AGI - Andrea Costantino racconta che nel carcere di Abu Dhabi era uno di quelli “con l’uniforme bardata di rosso per indicare che ero uno pericoloso”. Come tutti gli altri, “morso dai topi e coi piedi che affondavano negli escrementi”.
L'arresto e la scarcerazione "per supremi interessi di Stato"
“Chissà che bella la mia Milano a Natale. La prima della Scala, le feste…”. L’imprenditore milanese risponde all’AGI dalla sede dell’ambasciata italiana nella capitale degli Emirati Arabi Uniti dove si trova "ai domiciliari sepolto vivo da sei mesi in un tugurio di 16 metri quadri” dopo essere stato detenuto dal marzo 2021 al maggio 2022 in seguito all’arresto “con l’accusa di avere venduto gasolio in Yemen. I documenti da me portati però dimostrano che era una fornitura a scopo umanitario autorizzata dalla coalizione emiratino saudita".
Scarcerato “per supremi interessi di Stato”, ha scritto il procuratore locale, dovrebbe pagare una sanzione di 275mila euro che non ha. E’ pronto a “uno sciopero della fame a oltranza se non mi verranno date informazioni sul mio futuro" e ha voglia di narrare, in alcuni passaggi con fatica per l’emozione, la sua esperienza da recluso.
"Andavamo nelle latrine coi topi che uscivano dallo scarico"
Ricorda con precisione le misure della sua prigionia nell’istituto di massima sicurezza Al Whatba. “In 33 metri di lunghezza per un metro e mezzo di altezza di corridoio c’erano 127 persone ammassate con 5 latrine. Potevi stare in corridoio o in cella, io sono stato prima in una cella di 16 metri quadri con altre 13 persone e poi in una di 6 metri quadri assieme ad altre due. Vi faccio immaginare quando dovevi fare la doccia in una latrina in bilico sopra lo scarico, i bisogni di notte li facevano nei sacchetti perché il bagno non c’era”.

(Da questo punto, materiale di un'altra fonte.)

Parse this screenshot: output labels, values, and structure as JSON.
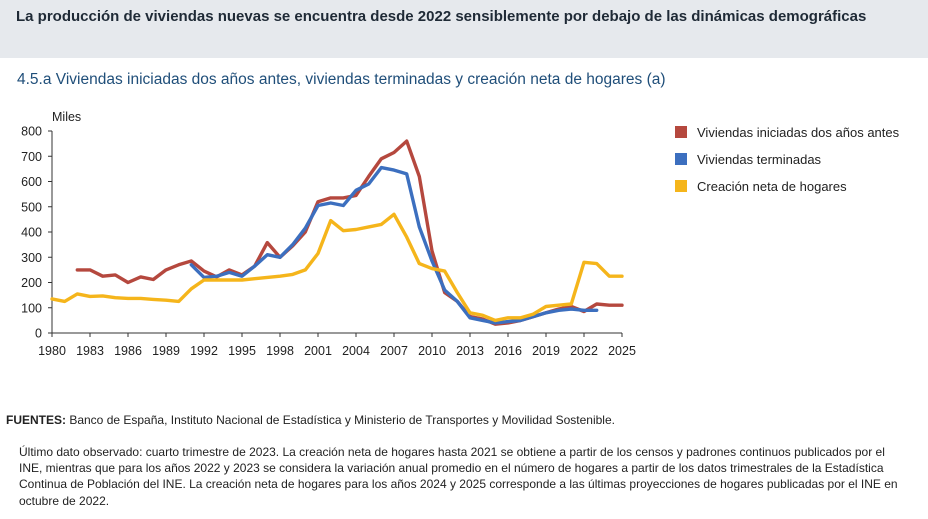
{
  "header": {
    "title": "La producción de viviendas nuevas se encuentra desde 2022 sensiblemente por debajo de las dinámicas demográficas"
  },
  "chart_data": {
    "type": "line",
    "title": "4.5.a  Viviendas iniciadas dos años antes, viviendas terminadas y creación neta de hogares (a)",
    "ylabel": "Miles",
    "xlabel": "",
    "xlim": [
      1980,
      2025
    ],
    "ylim": [
      0,
      800
    ],
    "x_ticks": [
      "1980",
      "1983",
      "1986",
      "1989",
      "1992",
      "1995",
      "1998",
      "2001",
      "2004",
      "2007",
      "2010",
      "2013",
      "2016",
      "2019",
      "2022",
      "2025"
    ],
    "y_ticks": [
      "0",
      "100",
      "200",
      "300",
      "400",
      "500",
      "600",
      "700",
      "800"
    ],
    "grid": false,
    "legend_position": "right",
    "series": [
      {
        "name": "Viviendas iniciadas dos años antes",
        "color": "#b5483e",
        "points": [
          [
            1982,
            250
          ],
          [
            1983,
            250
          ],
          [
            1984,
            225
          ],
          [
            1985,
            230
          ],
          [
            1986,
            200
          ],
          [
            1987,
            222
          ],
          [
            1988,
            212
          ],
          [
            1989,
            250
          ],
          [
            1990,
            270
          ],
          [
            1991,
            285
          ],
          [
            1992,
            245
          ],
          [
            1993,
            222
          ],
          [
            1994,
            250
          ],
          [
            1995,
            230
          ],
          [
            1996,
            265
          ],
          [
            1997,
            358
          ],
          [
            1998,
            300
          ],
          [
            1999,
            345
          ],
          [
            2000,
            400
          ],
          [
            2001,
            520
          ],
          [
            2002,
            535
          ],
          [
            2003,
            535
          ],
          [
            2004,
            545
          ],
          [
            2005,
            620
          ],
          [
            2006,
            690
          ],
          [
            2007,
            715
          ],
          [
            2008,
            760
          ],
          [
            2009,
            620
          ],
          [
            2010,
            325
          ],
          [
            2011,
            160
          ],
          [
            2012,
            125
          ],
          [
            2013,
            65
          ],
          [
            2014,
            55
          ],
          [
            2015,
            35
          ],
          [
            2016,
            40
          ],
          [
            2017,
            50
          ],
          [
            2018,
            65
          ],
          [
            2019,
            80
          ],
          [
            2020,
            95
          ],
          [
            2021,
            105
          ],
          [
            2022,
            85
          ],
          [
            2023,
            115
          ],
          [
            2024,
            110
          ],
          [
            2025,
            110
          ]
        ]
      },
      {
        "name": "Viviendas terminadas",
        "color": "#3c6fbf",
        "points": [
          [
            1991,
            270
          ],
          [
            1992,
            220
          ],
          [
            1993,
            225
          ],
          [
            1994,
            240
          ],
          [
            1995,
            225
          ],
          [
            1996,
            265
          ],
          [
            1997,
            310
          ],
          [
            1998,
            300
          ],
          [
            1999,
            350
          ],
          [
            2000,
            415
          ],
          [
            2001,
            505
          ],
          [
            2002,
            515
          ],
          [
            2003,
            505
          ],
          [
            2004,
            565
          ],
          [
            2005,
            590
          ],
          [
            2006,
            655
          ],
          [
            2007,
            645
          ],
          [
            2008,
            630
          ],
          [
            2009,
            420
          ],
          [
            2010,
            285
          ],
          [
            2011,
            170
          ],
          [
            2012,
            125
          ],
          [
            2013,
            60
          ],
          [
            2014,
            50
          ],
          [
            2015,
            40
          ],
          [
            2016,
            45
          ],
          [
            2017,
            50
          ],
          [
            2018,
            65
          ],
          [
            2019,
            80
          ],
          [
            2020,
            90
          ],
          [
            2021,
            95
          ],
          [
            2022,
            90
          ],
          [
            2023,
            90
          ]
        ]
      },
      {
        "name": "Creación neta de hogares",
        "color": "#f5b51b",
        "points": [
          [
            1980,
            135
          ],
          [
            1981,
            125
          ],
          [
            1982,
            155
          ],
          [
            1983,
            145
          ],
          [
            1984,
            147
          ],
          [
            1985,
            140
          ],
          [
            1986,
            137
          ],
          [
            1987,
            137
          ],
          [
            1988,
            133
          ],
          [
            1989,
            130
          ],
          [
            1990,
            125
          ],
          [
            1991,
            175
          ],
          [
            1992,
            210
          ],
          [
            1993,
            210
          ],
          [
            1994,
            210
          ],
          [
            1995,
            210
          ],
          [
            1996,
            215
          ],
          [
            1997,
            220
          ],
          [
            1998,
            225
          ],
          [
            1999,
            232
          ],
          [
            2000,
            250
          ],
          [
            2001,
            315
          ],
          [
            2002,
            445
          ],
          [
            2003,
            405
          ],
          [
            2004,
            410
          ],
          [
            2005,
            420
          ],
          [
            2006,
            430
          ],
          [
            2007,
            470
          ],
          [
            2008,
            380
          ],
          [
            2009,
            275
          ],
          [
            2010,
            255
          ],
          [
            2011,
            245
          ],
          [
            2012,
            160
          ],
          [
            2013,
            80
          ],
          [
            2014,
            70
          ],
          [
            2015,
            50
          ],
          [
            2016,
            60
          ],
          [
            2017,
            60
          ],
          [
            2018,
            75
          ],
          [
            2019,
            105
          ],
          [
            2020,
            110
          ],
          [
            2021,
            115
          ],
          [
            2022,
            280
          ],
          [
            2023,
            275
          ],
          [
            2024,
            225
          ],
          [
            2025,
            225
          ]
        ]
      }
    ]
  },
  "footer": {
    "sources_label": "FUENTES:",
    "sources_text": " Banco de España, Instituto Nacional de Estadística y Ministerio de Transportes y Movilidad Sostenible.",
    "note": "Último dato observado: cuarto trimestre de 2023. La creación neta de hogares hasta 2021 se obtiene a partir de los censos y padrones continuos publicados por el INE, mientras que para los años 2022 y 2023 se considera la variación anual promedio en el número de hogares a partir de los datos trimestrales de la Estadística Continua de Población del INE. La creación neta de hogares para los años 2024 y 2025 corresponde a las últimas proyecciones de hogares publicadas por el INE en octubre de 2022."
  }
}
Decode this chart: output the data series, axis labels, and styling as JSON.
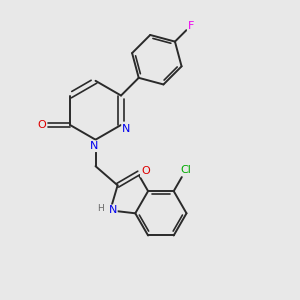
{
  "background_color": "#e8e8e8",
  "bond_color": "#2a2a2a",
  "atom_colors": {
    "N": "#0000ee",
    "O": "#dd0000",
    "F": "#ee00ee",
    "Cl": "#00aa00",
    "H": "#666666"
  },
  "figsize": [
    3.0,
    3.0
  ],
  "dpi": 100
}
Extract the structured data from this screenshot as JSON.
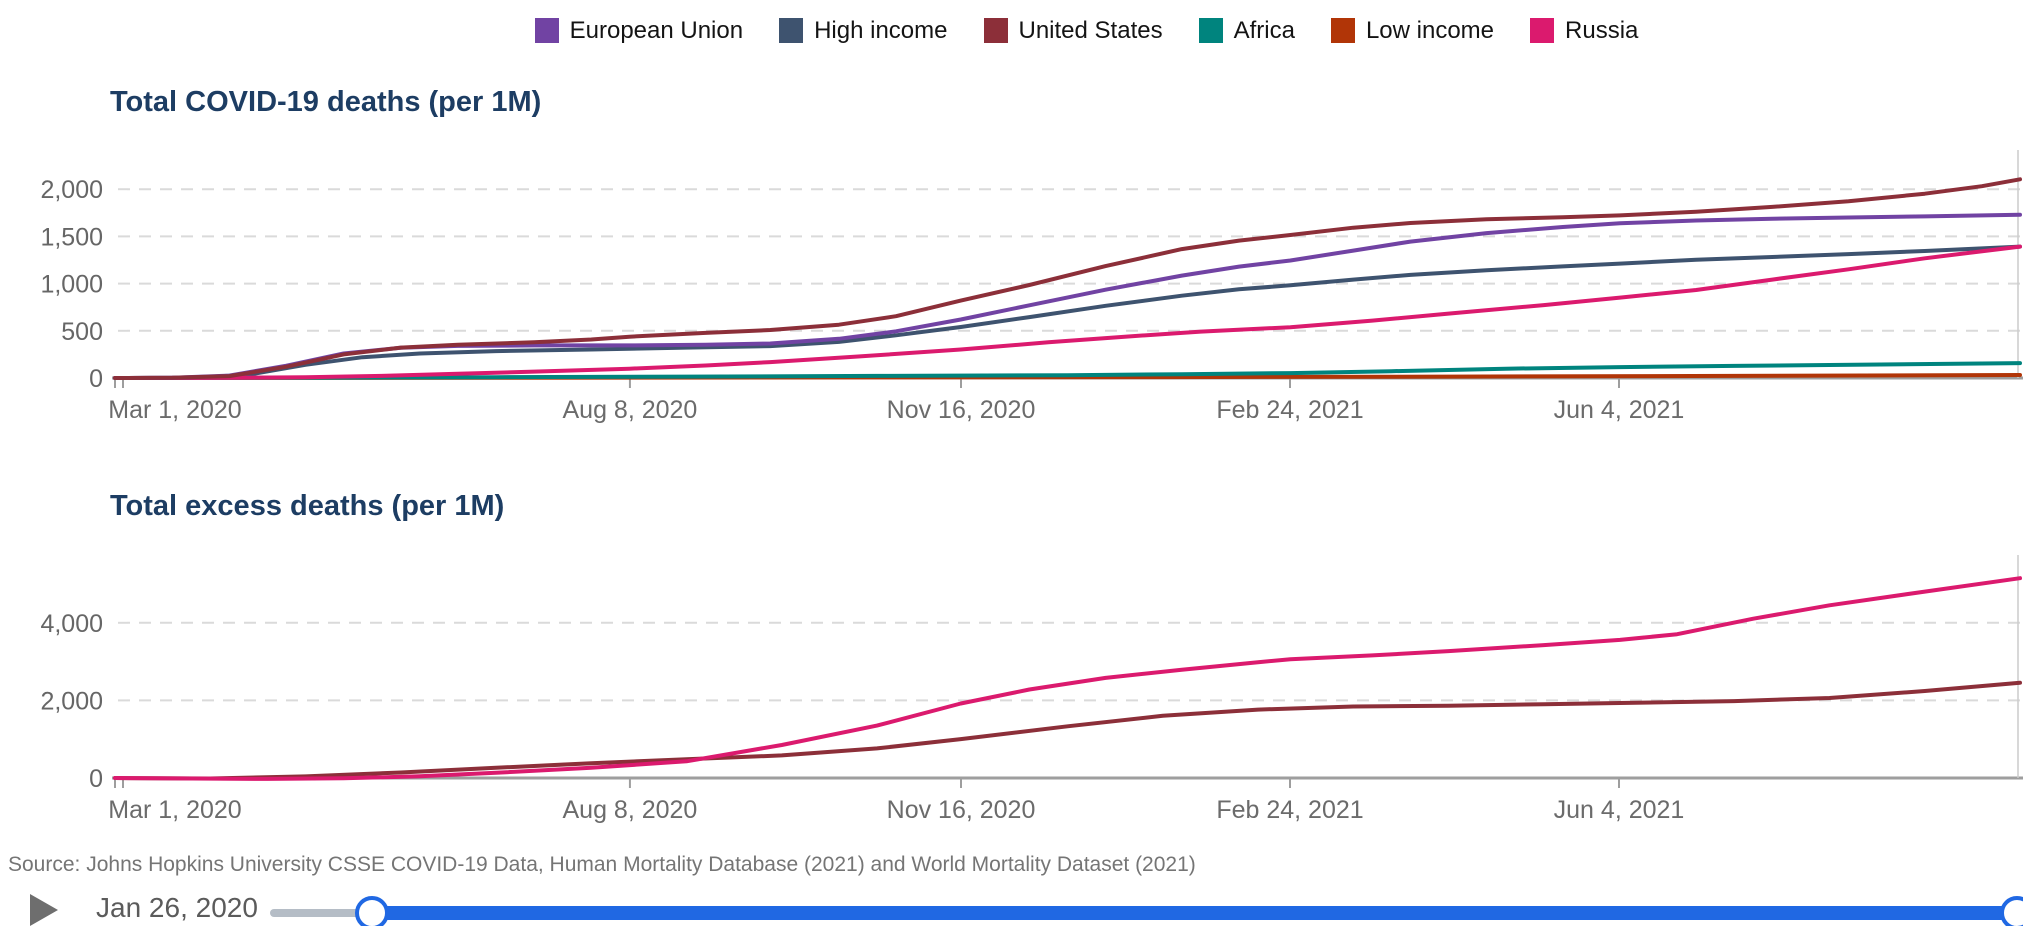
{
  "legend": {
    "items": [
      {
        "label": "European Union",
        "color": "#7143A3"
      },
      {
        "label": "High income",
        "color": "#3E536F"
      },
      {
        "label": "United States",
        "color": "#8C2F39"
      },
      {
        "label": "Africa",
        "color": "#00847E"
      },
      {
        "label": "Low income",
        "color": "#B13507"
      },
      {
        "label": "Russia",
        "color": "#DB1A6E"
      }
    ]
  },
  "chart_data": [
    {
      "type": "line",
      "title": "Total COVID-19 deaths (per 1M)",
      "ylabel": "Total COVID-19 deaths (per 1M)",
      "ylim": [
        0,
        2200
      ],
      "grid": "dashed-horizontal",
      "legend_position": "top-center",
      "y_ticks": [
        {
          "v": 0,
          "label": "0"
        },
        {
          "v": 500,
          "label": "500"
        },
        {
          "v": 1000,
          "label": "1,000"
        },
        {
          "v": 1500,
          "label": "1,500"
        },
        {
          "v": 2000,
          "label": "2,000"
        }
      ],
      "x_ticks": [
        {
          "label": "Mar 1, 2020",
          "f": 0.0042,
          "label_f": 0.0315
        },
        {
          "label": "Aug 8, 2020",
          "f": 0.2703
        },
        {
          "label": "Nov 16, 2020",
          "f": 0.4441
        },
        {
          "label": "Feb 24, 2021",
          "f": 0.6168
        },
        {
          "label": "Jun 4, 2021",
          "f": 0.7895
        }
      ],
      "series": [
        {
          "name": "Low income",
          "color": "#B13507",
          "points": [
            [
              0,
              0
            ],
            [
              0.2,
              2
            ],
            [
              0.4,
              6
            ],
            [
              0.55,
              10
            ],
            [
              0.7,
              15
            ],
            [
              0.85,
              22
            ],
            [
              1,
              32
            ]
          ]
        },
        {
          "name": "Africa",
          "color": "#00847E",
          "points": [
            [
              0,
              0
            ],
            [
              0.1,
              3
            ],
            [
              0.2,
              9
            ],
            [
              0.3,
              15
            ],
            [
              0.4,
              22
            ],
            [
              0.5,
              30
            ],
            [
              0.56,
              40
            ],
            [
              0.617,
              52
            ],
            [
              0.67,
              72
            ],
            [
              0.73,
              98
            ],
            [
              0.79,
              115
            ],
            [
              0.85,
              128
            ],
            [
              0.92,
              142
            ],
            [
              1,
              158
            ]
          ]
        },
        {
          "name": "High income",
          "color": "#3E536F",
          "points": [
            [
              0,
              0
            ],
            [
              0.04,
              3
            ],
            [
              0.07,
              35
            ],
            [
              0.1,
              140
            ],
            [
              0.13,
              220
            ],
            [
              0.16,
              260
            ],
            [
              0.2,
              285
            ],
            [
              0.25,
              302
            ],
            [
              0.3,
              322
            ],
            [
              0.344,
              338
            ],
            [
              0.38,
              382
            ],
            [
              0.41,
              452
            ],
            [
              0.444,
              540
            ],
            [
              0.48,
              645
            ],
            [
              0.52,
              765
            ],
            [
              0.56,
              872
            ],
            [
              0.59,
              940
            ],
            [
              0.617,
              982
            ],
            [
              0.65,
              1042
            ],
            [
              0.68,
              1092
            ],
            [
              0.72,
              1142
            ],
            [
              0.76,
              1182
            ],
            [
              0.79,
              1212
            ],
            [
              0.83,
              1252
            ],
            [
              0.87,
              1282
            ],
            [
              0.91,
              1312
            ],
            [
              0.95,
              1345
            ],
            [
              1,
              1392
            ]
          ]
        },
        {
          "name": "Russia",
          "color": "#DB1A6E",
          "points": [
            [
              0,
              0
            ],
            [
              0.06,
              2
            ],
            [
              0.1,
              8
            ],
            [
              0.14,
              22
            ],
            [
              0.18,
              45
            ],
            [
              0.22,
              68
            ],
            [
              0.27,
              98
            ],
            [
              0.31,
              132
            ],
            [
              0.344,
              168
            ],
            [
              0.39,
              228
            ],
            [
              0.444,
              302
            ],
            [
              0.49,
              378
            ],
            [
              0.53,
              438
            ],
            [
              0.57,
              492
            ],
            [
              0.617,
              538
            ],
            [
              0.66,
              608
            ],
            [
              0.7,
              682
            ],
            [
              0.75,
              772
            ],
            [
              0.79,
              852
            ],
            [
              0.83,
              932
            ],
            [
              0.87,
              1042
            ],
            [
              0.91,
              1152
            ],
            [
              0.95,
              1268
            ],
            [
              1,
              1392
            ]
          ]
        },
        {
          "name": "European Union",
          "color": "#7143A3",
          "points": [
            [
              0,
              0
            ],
            [
              0.03,
              2
            ],
            [
              0.06,
              25
            ],
            [
              0.09,
              130
            ],
            [
              0.12,
              260
            ],
            [
              0.15,
              320
            ],
            [
              0.18,
              340
            ],
            [
              0.22,
              345
            ],
            [
              0.27,
              345
            ],
            [
              0.31,
              352
            ],
            [
              0.344,
              365
            ],
            [
              0.38,
              415
            ],
            [
              0.41,
              495
            ],
            [
              0.444,
              620
            ],
            [
              0.48,
              770
            ],
            [
              0.52,
              935
            ],
            [
              0.56,
              1085
            ],
            [
              0.59,
              1180
            ],
            [
              0.617,
              1245
            ],
            [
              0.65,
              1350
            ],
            [
              0.68,
              1445
            ],
            [
              0.72,
              1535
            ],
            [
              0.76,
              1600
            ],
            [
              0.79,
              1640
            ],
            [
              0.83,
              1668
            ],
            [
              0.87,
              1688
            ],
            [
              0.91,
              1700
            ],
            [
              0.95,
              1712
            ],
            [
              1,
              1730
            ]
          ]
        },
        {
          "name": "United States",
          "color": "#8C2F39",
          "points": [
            [
              0,
              0
            ],
            [
              0.03,
              2
            ],
            [
              0.06,
              20
            ],
            [
              0.09,
              120
            ],
            [
              0.12,
              250
            ],
            [
              0.15,
              322
            ],
            [
              0.18,
              352
            ],
            [
              0.22,
              378
            ],
            [
              0.25,
              408
            ],
            [
              0.27,
              438
            ],
            [
              0.31,
              478
            ],
            [
              0.344,
              508
            ],
            [
              0.38,
              565
            ],
            [
              0.41,
              655
            ],
            [
              0.444,
              820
            ],
            [
              0.48,
              985
            ],
            [
              0.52,
              1185
            ],
            [
              0.56,
              1365
            ],
            [
              0.59,
              1455
            ],
            [
              0.617,
              1515
            ],
            [
              0.65,
              1592
            ],
            [
              0.68,
              1642
            ],
            [
              0.72,
              1682
            ],
            [
              0.76,
              1702
            ],
            [
              0.79,
              1722
            ],
            [
              0.83,
              1762
            ],
            [
              0.87,
              1812
            ],
            [
              0.91,
              1872
            ],
            [
              0.95,
              1952
            ],
            [
              0.98,
              2032
            ],
            [
              1,
              2105
            ]
          ]
        }
      ]
    },
    {
      "type": "line",
      "title": "Total excess deaths (per 1M)",
      "ylabel": "Total excess deaths (per 1M)",
      "ylim": [
        -100,
        5400
      ],
      "grid": "dashed-horizontal",
      "y_ticks": [
        {
          "v": 0,
          "label": "0"
        },
        {
          "v": 2000,
          "label": "2,000"
        },
        {
          "v": 4000,
          "label": "4,000"
        }
      ],
      "x_ticks": [
        {
          "label": "Mar 1, 2020",
          "f": 0.0042,
          "label_f": 0.0315
        },
        {
          "label": "Aug 8, 2020",
          "f": 0.2703
        },
        {
          "label": "Nov 16, 2020",
          "f": 0.4441
        },
        {
          "label": "Feb 24, 2021",
          "f": 0.6168
        },
        {
          "label": "Jun 4, 2021",
          "f": 0.7895
        }
      ],
      "series": [
        {
          "name": "United States",
          "color": "#8C2F39",
          "points": [
            [
              0,
              0
            ],
            [
              0.05,
              -12
            ],
            [
              0.1,
              42
            ],
            [
              0.15,
              142
            ],
            [
              0.2,
              262
            ],
            [
              0.25,
              382
            ],
            [
              0.3,
              482
            ],
            [
              0.35,
              582
            ],
            [
              0.4,
              762
            ],
            [
              0.444,
              1002
            ],
            [
              0.5,
              1332
            ],
            [
              0.55,
              1602
            ],
            [
              0.6,
              1762
            ],
            [
              0.65,
              1842
            ],
            [
              0.7,
              1862
            ],
            [
              0.75,
              1902
            ],
            [
              0.79,
              1932
            ],
            [
              0.85,
              1982
            ],
            [
              0.9,
              2062
            ],
            [
              0.95,
              2242
            ],
            [
              1,
              2455
            ]
          ]
        },
        {
          "name": "Russia",
          "color": "#DB1A6E",
          "points": [
            [
              0,
              0
            ],
            [
              0.04,
              -12
            ],
            [
              0.08,
              -22
            ],
            [
              0.12,
              -8
            ],
            [
              0.16,
              45
            ],
            [
              0.2,
              135
            ],
            [
              0.25,
              265
            ],
            [
              0.3,
              430
            ],
            [
              0.35,
              850
            ],
            [
              0.4,
              1350
            ],
            [
              0.444,
              1920
            ],
            [
              0.48,
              2280
            ],
            [
              0.52,
              2580
            ],
            [
              0.56,
              2790
            ],
            [
              0.6,
              2985
            ],
            [
              0.617,
              3060
            ],
            [
              0.66,
              3160
            ],
            [
              0.7,
              3270
            ],
            [
              0.75,
              3425
            ],
            [
              0.79,
              3560
            ],
            [
              0.82,
              3705
            ],
            [
              0.86,
              4105
            ],
            [
              0.9,
              4450
            ],
            [
              0.95,
              4805
            ],
            [
              1,
              5150
            ]
          ]
        }
      ]
    }
  ],
  "source": {
    "text": "Source: Johns Hopkins University CSSE COVID-19 Data, Human Mortality Database (2021) and World Mortality Dataset (2021)"
  },
  "timeline": {
    "date_label": "Jan 26, 2020",
    "accent": "#2068E3",
    "track_color": "#B5BDC6",
    "play_color": "#6e6e6e"
  }
}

Nella struttura, “venivano tenuti separati gli emiratini dagli stranieri, quasi tutti prigionieri politici, tra cui quelli dell’Isis, persone molto feroci”. Costantino dice che alcuni aspetti della carcerazione non li può raccontare per non mettere a rischio il suo rientro. Fa capire che il fatto di essere cattolico gli ha provocato dei momenti difficili. “Tra i problemi in carcere, “la scabbia e i topi, ho le cicatrici dei loro morsi".
"In carcere facevo il 'medico' degli altri
“Vengo da una famiglia di medici e lì ho cercato di aiutare i compagni di sventura, mi adoperavo con le guardie per fare avere i medicinali a chi ne aveva bisogno. Le condizioni umane erano precarie”. La vita in ambasciata è più tranquilla ma non meno difficile a livello psicologico.
Da quasi due anni Andrea Costantino, 50 anni, non vede la moglie Stefania (“la sento almeno due volte al giorno, mi fa stare bene”) e i figli. L’unico che è riuscito a vedere è stato il padre, ad agosto del 2021: “Vivo in uno stato di abiezione. Sono un sepolto vivo. Per farmi portare la spesa uso la carta di credito che mi ha lasciato papà. Non posso uscire dall’ambasciata, rischierei un nuovo arresto".
Nei giorni scorsi ha fatto un appello alla premier Giorgia Meloni per aiutarlo a tornare in Italia. E’ sicuro di essere vittima di una vicenda diplomatica dopo la decisione italiana presa dall’allora ministro Di Maio di revocare la vendita di materiale da difesa all’Arabia Saudita e agli Emirati.
Intanto è partito uno sciopero della fame su iniziativa dei radicali lucani a staffetta in solidarietà con lui. “Sta avendo un grande successo, sono sommerso di messaggi. Spero ancora di essere a casa per Natale”.